What airstrikes should and hopefully will do, is form part of an overall strategy to defeating ISIS and bringing about some form of resolution in Syria and Iraq. As I type this I realise how much easier that may sound but ultimately that has to be the goal.

Many of the arguments put forward by those opposing airstrikes, I simply don't agree with. Firstly I don't believe that Britain will be more vulnerable to terrorist attacks by intervening in Syria. Britain is already a target and our intervention won't make any difference.

Today I've read and listened to the arguments about how innocent civilians will be killed as the result of our airstrikes. The question I would ask to people is this. Do ISIS not have some moral responsibility for any civilian casualties and deaths that may occur?

This got me thinking more about our attitudes on the Middle East and the idea that our own actions have or may have contributed to the problems we see not just with ISIS but across the region as a whole.

Too often we hear about how Western intervention in Iraq, Afghanistan, Libya, or Syria has somehow contributed to the rise of Islamic extremism.
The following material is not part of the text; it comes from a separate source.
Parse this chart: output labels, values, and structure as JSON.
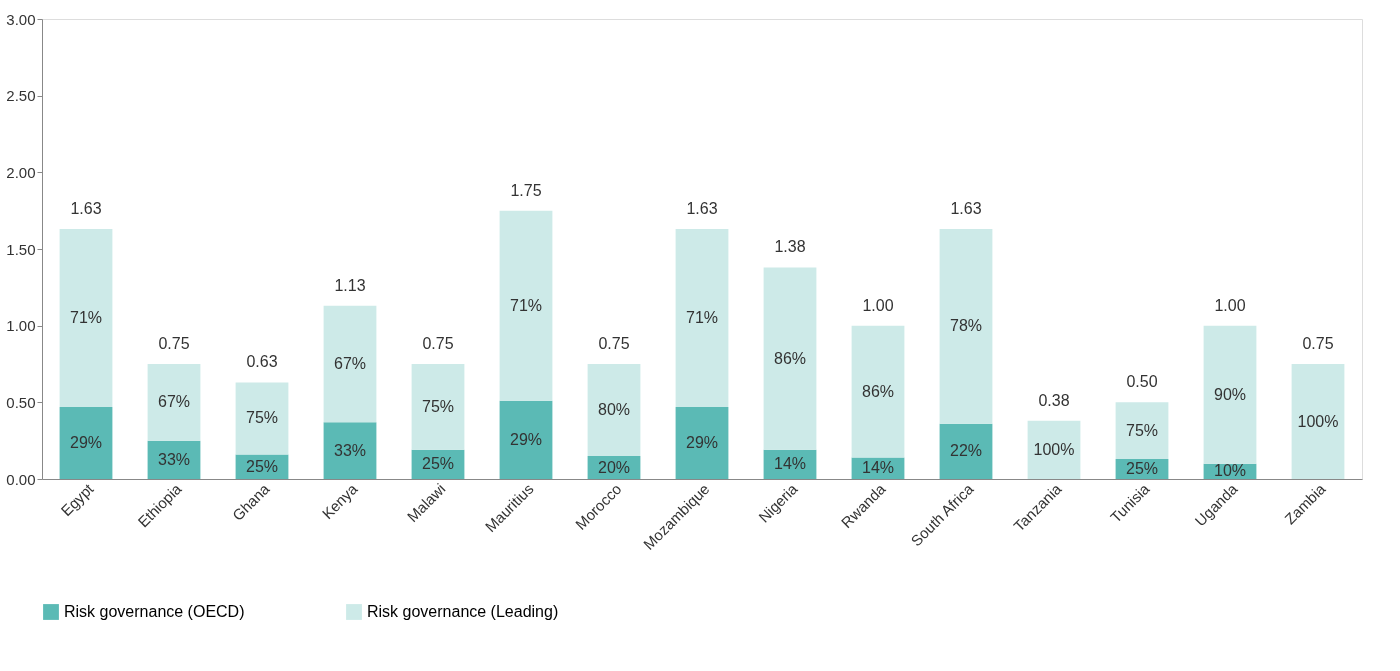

I accept that the invasion of Iraq was a mistake and the consequences are still being felt today but we shouldn't ignore or forget the fact that many of the problems in Syria and across the Middle East are also as a result of Middle Eastern leaders and governments.

Why is there a civil war going on in Syria? Are we directly responsible for this war? No we're not. Syria under Bashar al-Assad and his father before him has been an oppressive, brutal and corrupt dictatorship for decades. The civil war started as part of a regional uprising in 2011 called 'Arab Spring'.

There are and continue to be many questionable regimes across the Middle East. In 2011 we witnessed a number of spontaneous uprising across the Arab World. This included Egypt, Tunisia, and Libya which saw the overthrowing of Col Gaddafi. These revolts were protests by the public and opposition groups against their leaders as a consequence of years of oppression, violence and corruption.

Admittedly these uprising have subsequently caused instability and civil wars and the West may have indirectly supported dubious opposition groups to bring about regime change but ultimately this was a case of Arab people revolting against their own leaders.

The reason I wanted to highlight this point is that by continuing to focus on how Britain and the West's actions in the Middle East have caused many of today's problems we allow groups like ISIS and other brutal Arab leaders to have less accountability for their own actions and behaviour.

As far as I'm concerned ISIS and their ideology is morally repugnant, regardless of Britain's actions in Iraq or Afghanistan it can never be an excuse for the barbarity shown by ISIS.

We hear about how our actions will result in the radicalisation of more Muslims, but if that's the case surely it reveals just how ignorant some of these people truly are.

They're happy to sit back and watch ISIS ethnically cleanse minority Christian groups such as the Yazidis, to watch hundreds of innocent people murdered in Paris but as soon as the West begin a bombing campaign to protect our own citizens they feel radicalised to take action over our intervention.

In the last 10 years and certainly over a period of decades, Western intervention in the Middle East has quite rightly caused anger and resentment throughout the Middle East, but Middle Eastern leaders, religious groups, factions and terrorists are also responsible for their own actions and behaviour and we shouldn't forget that.

We have decided to join an airstrike campaign as a result of ISIS and their poisonous ideology of hate and intolerance, there is no other reason for it and we should not feel guilty about defending our own people and our values and way of life and this is why I'm in favour of airstrikes.